SHANGHAI, (Reuters) – After receiving her fourth COVID-19 vaccination shot, Xu Yafa (a 64-year old retiree who lives in a small village just outside of Shanghai), was able to recover and explain why she needed a booster.

“Because it is afraid!” She told Reuters.

Xu was one of a few elderly people in Zhongmin who braved the cold Wednesday to participate in a government campaign to ensure that COVID vaccines reached those most in need.

China’s Health Authority pledged last month to work together to improve vaccination coverage for over-60s. It promised to deploy specialist vehicles and to set up temporary clinics within villages and communities to help increase coverage.

China’s zero-COVID policy has been ended. This means that it is more urgent to vaccinate the vulnerable.

Wang Yaqian was a doctor who participated in the Zhongmin vaccine programme and stressed the importance to go directly into the village.

“We began to vaccinate last season – the first jab (second jab), the second jab (third jab) were all done in the village as there are many elderly people. It’s difficult for them to get around and our service centre can be quite far from the village,” she stated.

It is difficult for these villagers climb up and down the steps.

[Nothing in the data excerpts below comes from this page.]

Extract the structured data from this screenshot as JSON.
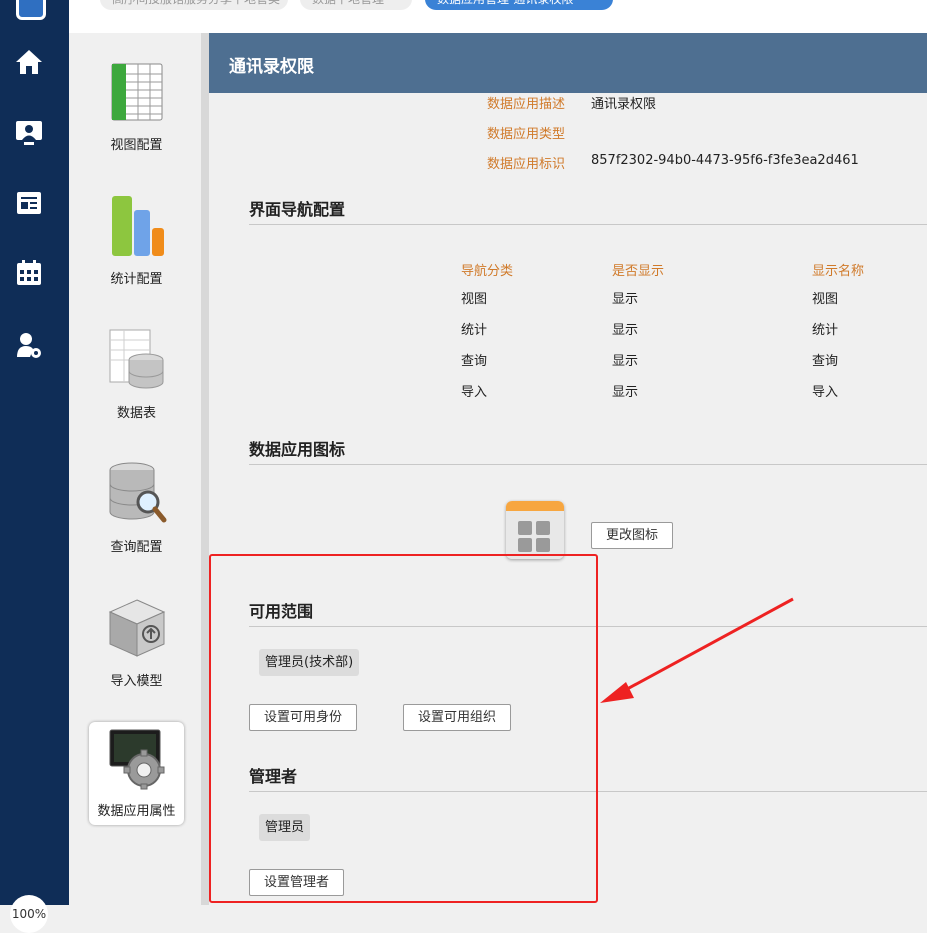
{
  "topbar": {
    "pills": [
      "高序间投服馆服务分享下地管类",
      "数据下地管理",
      "数据应用管理-通讯录权限"
    ]
  },
  "leftnav": {
    "icons": [
      "home-icon",
      "user-monitor-icon",
      "news-icon",
      "calendar-icon",
      "user-settings-icon"
    ],
    "zoom": "100%"
  },
  "tools": [
    {
      "label": "视图配置",
      "icon": "spreadsheet-icon"
    },
    {
      "label": "统计配置",
      "icon": "bar-chart-icon"
    },
    {
      "label": "数据表",
      "icon": "database-table-icon"
    },
    {
      "label": "查询配置",
      "icon": "database-search-icon"
    },
    {
      "label": "导入模型",
      "icon": "import-cube-icon"
    },
    {
      "label": "数据应用属性",
      "icon": "app-settings-icon"
    }
  ],
  "header": {
    "title": "通讯录权限"
  },
  "properties": [
    {
      "label": "数据应用描述",
      "value": "通讯录权限"
    },
    {
      "label": "数据应用类型",
      "value": ""
    },
    {
      "label": "数据应用标识",
      "value": "857f2302-94b0-4473-95f6-f3fe3ea2d461"
    }
  ],
  "nav_config": {
    "title": "界面导航配置",
    "headers": [
      "导航分类",
      "是否显示",
      "显示名称"
    ],
    "rows": [
      [
        "视图",
        "显示",
        "视图"
      ],
      [
        "统计",
        "显示",
        "统计"
      ],
      [
        "查询",
        "显示",
        "查询"
      ],
      [
        "导入",
        "显示",
        "导入"
      ]
    ]
  },
  "app_icon": {
    "title": "数据应用图标",
    "change_button": "更改图标"
  },
  "scope": {
    "title": "可用范围",
    "tags": [
      "管理员(技术部)"
    ],
    "set_identity_button": "设置可用身份",
    "set_org_button": "设置可用组织"
  },
  "admins": {
    "title": "管理者",
    "tags": [
      "管理员"
    ],
    "set_admin_button": "设置管理者"
  },
  "colors": {
    "accent": "#d07a2a",
    "nav_bg": "#0f2d57",
    "header_bg": "#4e6f91",
    "annotation": "#ee2222"
  }
}
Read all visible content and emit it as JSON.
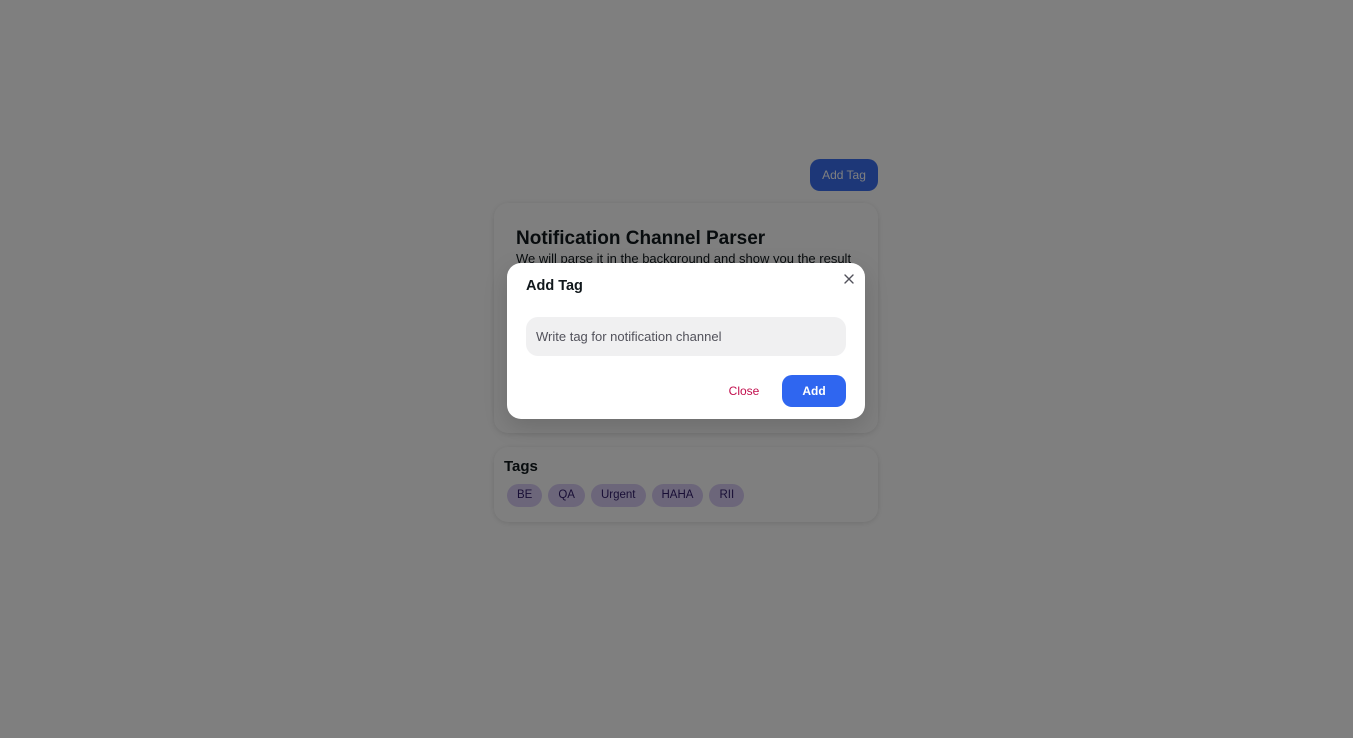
{
  "header": {
    "add_tag_label": "Add Tag"
  },
  "parser_card": {
    "title": "Notification Channel Parser",
    "subtitle": "We will parse it in the background and show you the result"
  },
  "tags_card": {
    "title": "Tags",
    "tags": [
      "BE",
      "QA",
      "Urgent",
      "HAHA",
      "RII"
    ]
  },
  "modal": {
    "title": "Add Tag",
    "close_icon": "close-icon",
    "input": {
      "value": "",
      "placeholder": "Write tag for notification channel"
    },
    "close_label": "Close",
    "add_label": "Add"
  },
  "colors": {
    "primary": "#2f66f0",
    "danger": "#c20e4d",
    "chip_bg": "#d9cdf5",
    "chip_text": "#301c6b",
    "backdrop": "rgba(0,0,0,0.5)"
  }
}
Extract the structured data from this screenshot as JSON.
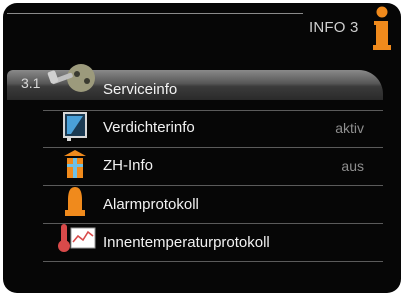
{
  "header": {
    "title": "INFO 3"
  },
  "menu": {
    "selected_number": "3.1",
    "items": [
      {
        "label": "Serviceinfo",
        "status": ""
      },
      {
        "label": "Verdichterinfo",
        "status": "aktiv"
      },
      {
        "label": "ZH-Info",
        "status": "aus"
      },
      {
        "label": "Alarmprotokoll",
        "status": ""
      },
      {
        "label": "Innentemperaturprotokoll",
        "status": ""
      }
    ]
  },
  "colors": {
    "accent_orange": "#f08a1c",
    "background": "#060606",
    "text": "#f2f2f2",
    "status_text": "#8e8e8e"
  },
  "icons": [
    "info-icon",
    "service-icon",
    "compressor-icon",
    "heater-icon",
    "alarm-bell-icon",
    "temperature-log-icon"
  ]
}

We chose to go to the village because it is easier and there is more demand.

China’s Health Authority promised to launch targeted public information campaigns in order to spread the message that vaccines not only protect oneself from COVID but are also safe.

Zhao Hui, a local Communist Party official said that they had been convincing residents face-to-face about the importance of vaccination.

“There are elderly people with a lot of anxiety so we have asked a family doctor come to their door and mobilize them. Then, depending on their illness or their medicines, let them know if they can be vaccinated.” she explained. “All this is done at their home.”

Zhao stated that the village has already had a few positive cases, but there were concerns about elderly people returning home in January for Chinese New Year.

She said, “So everybody is hoping that they will be able to get boosters and ensure themselves their own health.”